Numerical Simulation on Low NO_x Combustion Technological Transformation of a 600MW Boiler With Opposed Wall Swirling Burners

3-D full-scale steady numerical simulation technique was employed to study on low NOx combustion technological transformation of a 600 MW supercritical boiler with opposed wall swirling burners. Single burner was numerically calculation in advance for the sake of obtaining more realistic inlet boundary setting in the furnace simulation.In order to improve the calculation accuracy by means of undifferentiated connection of boundary condition between burner outlet and furnace inlet with actual spatial distribution of air and pulverized coal, user-defined functions （UDF） was compiled. Compared with past models, computing control domain was extended to whole flow and heat transfer region including boiler level gas flue and tail shaft flue. The results show that O2 concentration reaches wave crest at each centre cross-section of pulverized coal burner layers under baseline condition.
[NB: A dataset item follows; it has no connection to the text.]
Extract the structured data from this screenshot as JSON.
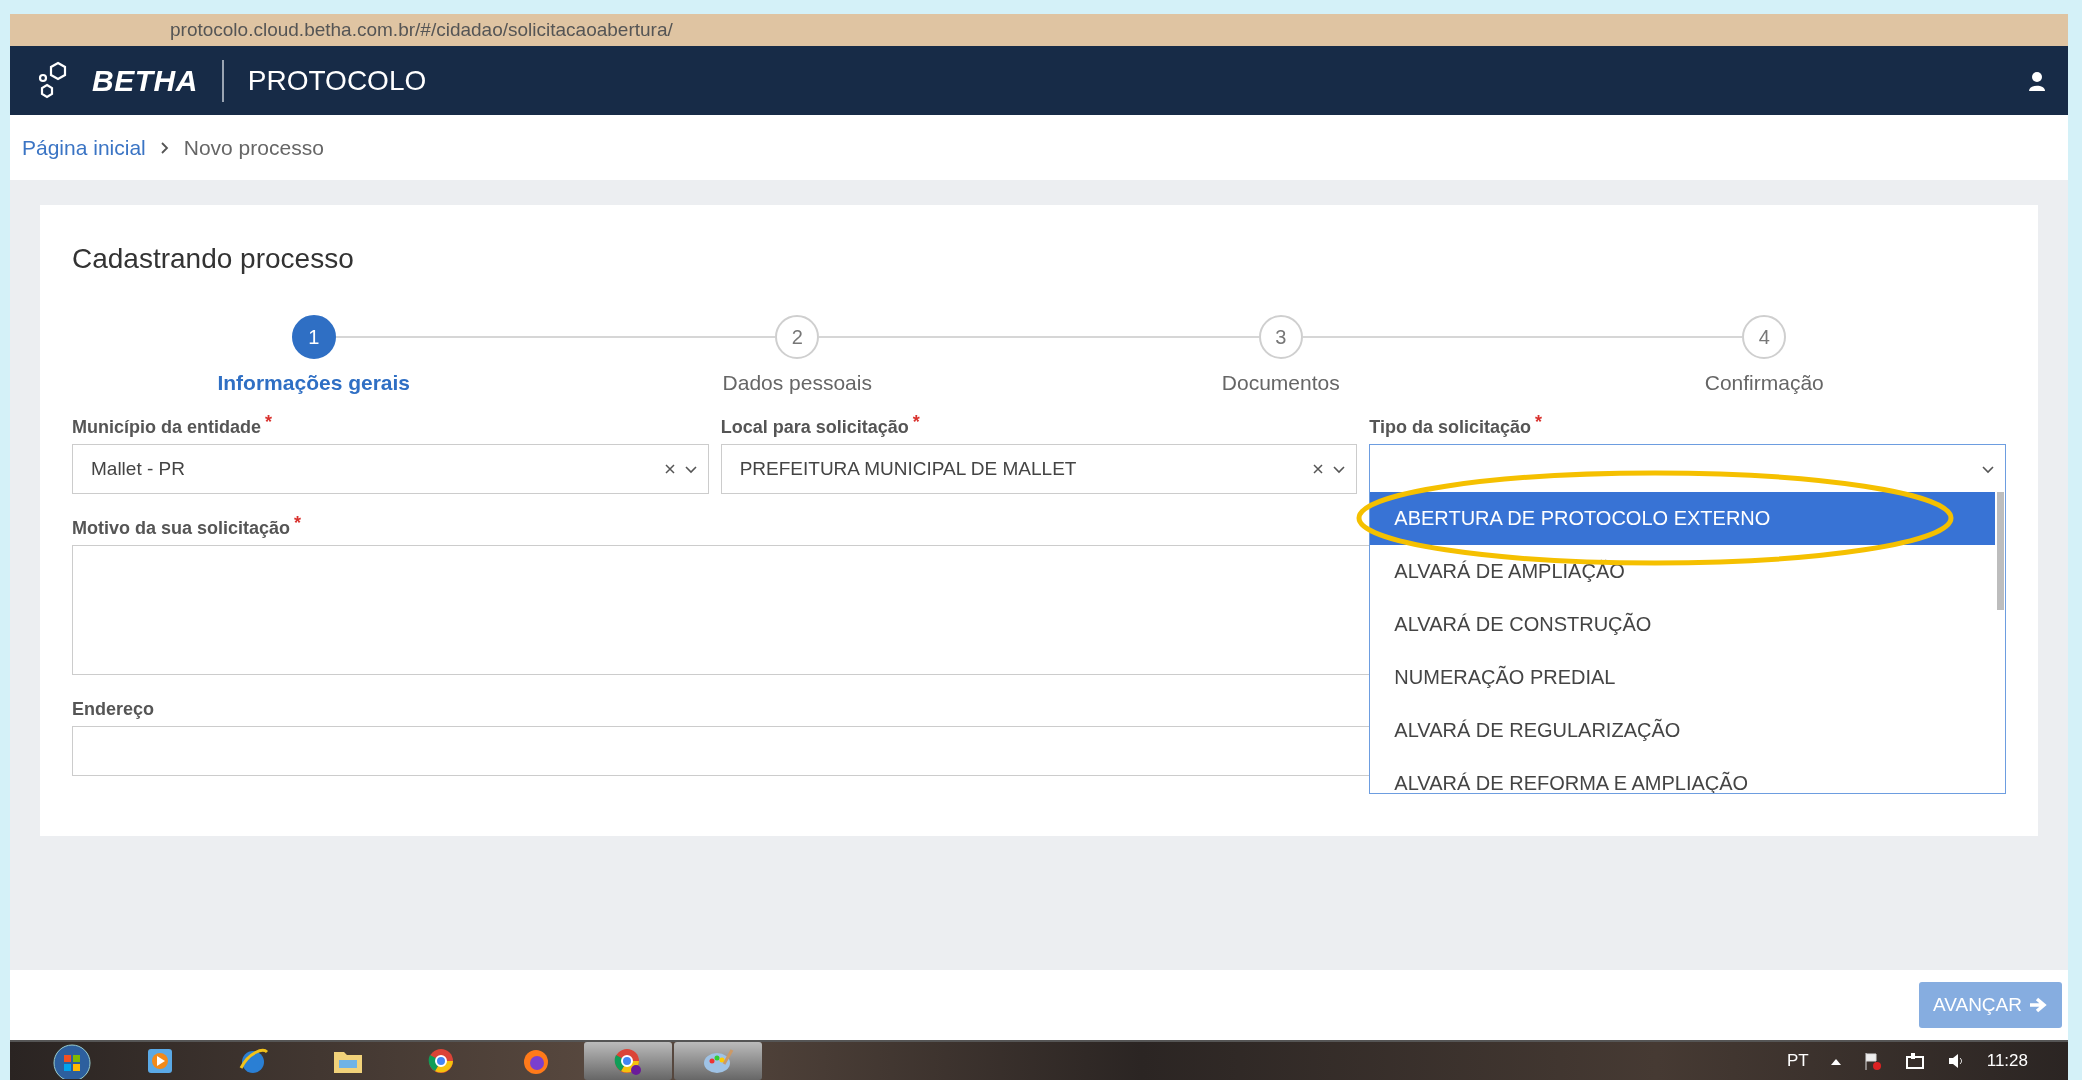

Hence, NO concentration increases sharply when flue gas flows through each layer of pulverized coal burners.While the centre cross-sections of pulverized coal burner layers are at lower level in an O2 concentration cycle of fluctuation and adjacent CO concentration peaks with the combination of both annular reverse flow zone and center reflux zone under reconstructive condition, so NO concentration of flue gas in those regions decreases dramatically. Furthermore, this study shows that reasonable low NOx combustion technological transformation scheme exerts no adverse influence on surfaces heat transfer.